Andy Warhol museum to be covered in queer blood for World AIDS Day
The Andy Warhol Museum in Pennsylvania will be covered in projected images of real queer blood for World AIDS Day, to protest the FDA’s discriminatory blood donation ban on men who have sex with men.
Artist Jordan Eagles will create the light installation Illuminations, projecting panels created with the blood of 59 LGBT+ men, most of whom are taking PrEP, onto the Warhol pieces in the museum’s current exhibition.
According to the Andy Warhol Museum, the blood will “address the stigma of HIV, the FDA’s discriminatory ban on blood donation by gay men, and the value of human life”.
Eagles told The Art Newspaper: “With my work I want viewers to experience blood in a way that expresses our common humanity and our ability to save lives.
“I also want viewers to experience the energy of blood and to question more about these key policy issues and health implications at play.”
The World AIDS Day exhibit, on 1 December, will be accompanied by a looping presentation of seven videos from Visual AIDS, a non-profit which uses art to start conversations, support HIV positive artists and raise awareness that HIV/AIDS is not something that has been conquered.
According to Visual AIDS, the films will resist “narratives of resolution or conclusion, considering the continued urgency of HIV/AIDS in the contemporary moment while revisiting resonant cultural histories from the past three decades”.
Allies for Health and Wellbeing, a Pittsburgh medical clinic providing HIV services, will have staff on hand at the exhibition to provide information on HIV, hepatitis, and other STIs.

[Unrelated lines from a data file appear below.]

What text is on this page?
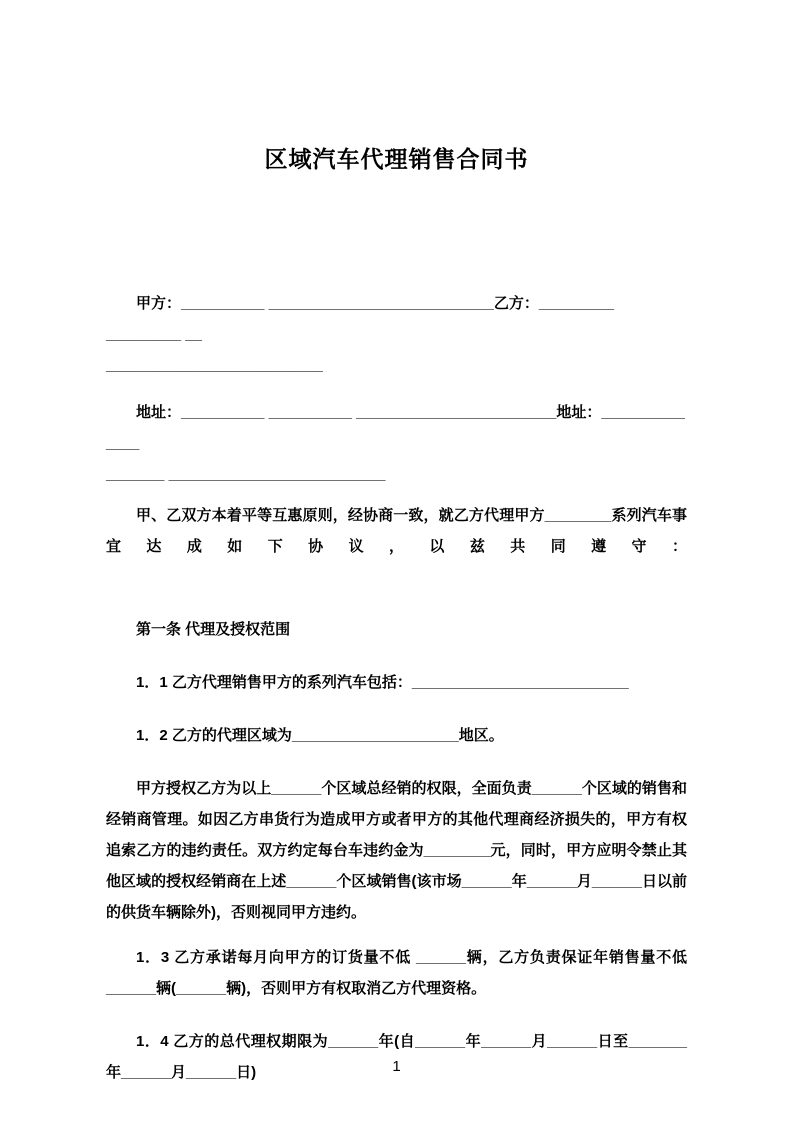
区域汽车代理销售合同书

甲方：__________ ___________________________乙方：_________ _________ __

__________________________

地址：__________ __________ ________________________地址：__________ ____

_______ __________________________

甲、乙双方本着平等互惠原则，经协商一致，就乙方代理甲方________系列汽车事宜达成如下协议，以兹共同遵守：

第一条 代理及授权范围

1．1 乙方代理销售甲方的系列汽车包括：__________________________

1．2 乙方的代理区域为____________________地区。

甲方授权乙方为以上______个区域总经销的权限，全面负责______个区域的销售和经销商管理。如因乙方串货行为造成甲方或者甲方的其他代理商经济损失的，甲方有权追索乙方的违约责任。双方约定每台车违约金为________元，同时，甲方应明令禁止其他区域的授权经销商在上述______个区域销售(该市场______年______月______日以前的供货车辆除外)，否则视同甲方违约。

1．3 乙方承诺每月向甲方的订货量不低 ______辆，乙方负责保证年销售量不低______辆(______辆)，否则甲方有权取消乙方代理资格。

1．4 乙方的总代理权期限为______年(自______年______月______日至_______年______月______日)	1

Both Pete Buttigieg and Elizabeth Warren have promised in their LGBT+ rights manifestos that if elected as US president they would remove the blanket ban on blood donation for men who have sex with men.
Buttigieg previously said at a town hall debate on LGBT+ rights: “I remember the moment when I realised that, unlike most initiatives that I spearhead, I can’t lead by example on this one, because my blood’s not welcome in this country. And it’s not based on science; it’s based on prejudice.”
In the UK, current blood donor policy makes it illegal for men who have sex with men to donate blood if they have had sex within three months of donating.
In protest against the ban, an ‘illegal blood bank’ for gay and bisexual men was opened by campaigners at a secret London location this month.
Ethan Spibey, founder of FreedomToDonate which launched the campaign in collaboration with UNILAD, said: “Our position is simple – anyone who can safely donate blood should be able to.”